噩夢這個詞一出來,捲毛警官臉色立馬變得更臭,連諸伏景光也變了眼神:“是那月?”
萩原研二嘆氣,點點頭又搖搖頭:“應該是夢到了小那月,但我想是這次巧合。”
對諸伏景光五人而言,噩夢有不一樣的含義:他們都夢到過赤江那月的死亡。
對彼時七年都以玩家自居的赤江那月而言,生命不過是可以被消耗的數字,在對應的稱號影響下,來自他人的殺害會讓他原地復活,來自自身的殺害則會觸發‘讀檔’功能,回到他過去存過檔的某個時間點。
又因為他的痛感與常人不同,只有正常水平的30,這就導致赤江那月並不吝嗇於揮霍自己的‘生命’。
問題就出在這裡——當赤江那月選擇讀檔時,偽裝成遊戲的【克萊因壺】就會干擾時間線,這導致諸伏景光等五個和赤江那月建立了深刻羈絆的人受到了波及。
簡而言之,他們曾在夢中見證了多次摯友為了挽救他們的必死局面而自殺讀檔的場景。
後來一切都快結束時才得知這件事的赤江那月萬分慶幸,還好會入他們夢的只有自己讀檔時的死亡,而他作為技術流玩家,七年來不算最終決戰,也只讀檔過三次。

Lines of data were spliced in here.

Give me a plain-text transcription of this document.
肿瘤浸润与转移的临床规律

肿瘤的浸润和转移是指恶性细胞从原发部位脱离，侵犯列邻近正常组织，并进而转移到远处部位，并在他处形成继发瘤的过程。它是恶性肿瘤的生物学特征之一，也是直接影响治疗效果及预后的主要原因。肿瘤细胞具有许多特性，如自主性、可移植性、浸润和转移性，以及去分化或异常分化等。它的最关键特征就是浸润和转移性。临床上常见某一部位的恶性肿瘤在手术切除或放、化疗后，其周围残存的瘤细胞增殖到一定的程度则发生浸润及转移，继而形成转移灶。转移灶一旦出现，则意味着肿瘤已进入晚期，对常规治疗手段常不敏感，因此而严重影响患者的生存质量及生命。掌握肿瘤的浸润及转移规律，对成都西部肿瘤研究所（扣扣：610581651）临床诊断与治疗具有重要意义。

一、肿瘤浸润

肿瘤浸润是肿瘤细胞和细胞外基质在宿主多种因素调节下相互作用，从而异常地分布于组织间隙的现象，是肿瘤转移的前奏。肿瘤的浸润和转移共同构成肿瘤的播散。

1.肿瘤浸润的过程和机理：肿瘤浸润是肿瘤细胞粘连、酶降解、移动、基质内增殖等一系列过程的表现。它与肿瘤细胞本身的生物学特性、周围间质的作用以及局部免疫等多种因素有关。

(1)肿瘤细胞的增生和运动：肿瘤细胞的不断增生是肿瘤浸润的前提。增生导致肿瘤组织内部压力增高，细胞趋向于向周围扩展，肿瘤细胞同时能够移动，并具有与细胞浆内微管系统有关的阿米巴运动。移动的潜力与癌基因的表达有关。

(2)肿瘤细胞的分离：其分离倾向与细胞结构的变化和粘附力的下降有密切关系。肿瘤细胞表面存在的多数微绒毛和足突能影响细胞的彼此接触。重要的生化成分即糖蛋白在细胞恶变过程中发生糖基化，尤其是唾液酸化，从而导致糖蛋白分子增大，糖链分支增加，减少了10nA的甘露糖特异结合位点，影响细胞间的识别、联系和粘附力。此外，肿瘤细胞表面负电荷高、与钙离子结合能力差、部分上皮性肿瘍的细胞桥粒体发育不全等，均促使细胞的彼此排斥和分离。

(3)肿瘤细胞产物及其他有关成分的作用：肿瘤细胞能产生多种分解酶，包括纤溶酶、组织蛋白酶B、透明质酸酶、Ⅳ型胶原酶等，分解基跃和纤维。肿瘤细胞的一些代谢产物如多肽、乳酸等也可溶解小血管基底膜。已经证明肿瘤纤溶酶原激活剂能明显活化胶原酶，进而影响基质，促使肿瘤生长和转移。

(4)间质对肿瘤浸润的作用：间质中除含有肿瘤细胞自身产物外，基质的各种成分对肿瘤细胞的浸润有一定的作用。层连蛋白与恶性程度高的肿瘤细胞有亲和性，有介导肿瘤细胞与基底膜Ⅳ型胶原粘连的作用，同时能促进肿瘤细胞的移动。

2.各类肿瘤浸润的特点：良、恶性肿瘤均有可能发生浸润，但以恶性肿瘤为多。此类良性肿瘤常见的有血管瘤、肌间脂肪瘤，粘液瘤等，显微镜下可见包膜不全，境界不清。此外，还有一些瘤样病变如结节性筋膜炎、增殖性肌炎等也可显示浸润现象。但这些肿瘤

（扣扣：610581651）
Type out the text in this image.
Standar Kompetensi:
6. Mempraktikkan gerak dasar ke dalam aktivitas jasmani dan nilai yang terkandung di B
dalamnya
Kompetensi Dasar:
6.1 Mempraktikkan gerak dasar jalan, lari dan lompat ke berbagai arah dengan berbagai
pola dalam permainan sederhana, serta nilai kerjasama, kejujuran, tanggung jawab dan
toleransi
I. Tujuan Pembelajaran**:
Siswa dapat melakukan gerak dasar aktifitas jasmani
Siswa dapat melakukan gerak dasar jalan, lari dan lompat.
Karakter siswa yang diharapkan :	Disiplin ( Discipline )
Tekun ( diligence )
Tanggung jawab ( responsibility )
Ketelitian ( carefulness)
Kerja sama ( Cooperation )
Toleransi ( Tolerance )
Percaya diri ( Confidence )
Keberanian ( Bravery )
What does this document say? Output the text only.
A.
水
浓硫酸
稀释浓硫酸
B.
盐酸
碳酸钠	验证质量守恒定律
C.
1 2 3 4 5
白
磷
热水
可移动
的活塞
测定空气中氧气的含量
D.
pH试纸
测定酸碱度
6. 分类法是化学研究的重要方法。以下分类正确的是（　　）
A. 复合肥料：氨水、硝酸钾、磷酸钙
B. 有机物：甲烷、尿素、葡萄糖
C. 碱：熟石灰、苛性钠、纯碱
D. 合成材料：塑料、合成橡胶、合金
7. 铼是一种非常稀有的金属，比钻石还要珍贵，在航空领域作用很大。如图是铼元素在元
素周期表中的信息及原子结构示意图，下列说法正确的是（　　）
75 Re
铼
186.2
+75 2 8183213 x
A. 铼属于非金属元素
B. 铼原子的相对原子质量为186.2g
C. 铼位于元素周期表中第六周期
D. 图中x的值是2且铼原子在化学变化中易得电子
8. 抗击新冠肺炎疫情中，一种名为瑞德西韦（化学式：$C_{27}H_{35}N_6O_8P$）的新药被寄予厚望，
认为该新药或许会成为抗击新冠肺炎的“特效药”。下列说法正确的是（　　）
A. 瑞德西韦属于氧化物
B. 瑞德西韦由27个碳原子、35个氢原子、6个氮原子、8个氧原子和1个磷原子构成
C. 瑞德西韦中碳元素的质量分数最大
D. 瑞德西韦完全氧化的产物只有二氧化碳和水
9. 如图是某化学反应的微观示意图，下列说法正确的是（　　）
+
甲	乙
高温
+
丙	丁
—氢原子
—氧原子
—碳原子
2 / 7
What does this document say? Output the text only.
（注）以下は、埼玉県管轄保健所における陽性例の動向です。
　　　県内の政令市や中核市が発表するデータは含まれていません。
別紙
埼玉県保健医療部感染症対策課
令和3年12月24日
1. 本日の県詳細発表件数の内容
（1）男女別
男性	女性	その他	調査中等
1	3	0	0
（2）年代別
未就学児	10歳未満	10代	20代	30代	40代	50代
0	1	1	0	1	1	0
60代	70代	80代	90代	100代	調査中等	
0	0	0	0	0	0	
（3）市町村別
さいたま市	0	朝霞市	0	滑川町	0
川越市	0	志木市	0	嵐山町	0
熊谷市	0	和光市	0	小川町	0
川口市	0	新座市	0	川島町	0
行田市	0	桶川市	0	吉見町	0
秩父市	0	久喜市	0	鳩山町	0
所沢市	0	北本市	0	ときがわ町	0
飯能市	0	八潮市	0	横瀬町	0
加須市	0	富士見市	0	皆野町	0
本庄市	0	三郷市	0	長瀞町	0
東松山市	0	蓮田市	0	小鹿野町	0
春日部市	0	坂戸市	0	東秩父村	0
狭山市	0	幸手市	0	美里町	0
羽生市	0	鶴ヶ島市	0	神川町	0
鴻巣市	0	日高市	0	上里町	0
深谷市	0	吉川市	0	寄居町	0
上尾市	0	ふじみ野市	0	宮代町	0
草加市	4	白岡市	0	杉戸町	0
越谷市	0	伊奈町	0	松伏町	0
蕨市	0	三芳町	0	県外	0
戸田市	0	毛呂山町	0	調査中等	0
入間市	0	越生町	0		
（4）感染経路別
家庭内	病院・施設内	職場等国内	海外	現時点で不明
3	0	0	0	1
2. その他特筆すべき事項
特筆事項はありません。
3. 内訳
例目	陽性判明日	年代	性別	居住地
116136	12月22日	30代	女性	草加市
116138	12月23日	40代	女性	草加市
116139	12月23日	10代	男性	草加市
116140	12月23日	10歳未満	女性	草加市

否則,他家這幾隻大猩猩好友可能會被噩夢弄到精神衰弱呢。當時的赤江那月頗為冷幽默地如是想。
畢竟他有很長一段時間都把他殺復活這個能力當成重新整理狀態的方法來著。
所以在把噩夢和降谷零急匆匆衝上樓的舉動聯絡起來後,三人第一反應都想到了這裡,即使在此之前,他們已經一整年沒夢到過好友的死亡了。
諸伏景光顯然還想到了自己的情況,他早從赤江那月那邊得知警視廳有人想對他動手這件事,如果說最近有什麼能讓赤江那月選擇讀檔的,那就很可能是這個了。
他握著湯勺的手緊了緊,按捺住同樣衝上去詢問的衝動,轉頭走回了廚房。
今晚某人的主餐是甜咖哩還是辣咖哩,就看小惡魔的表現了。
諸伏景光冷靜地想到。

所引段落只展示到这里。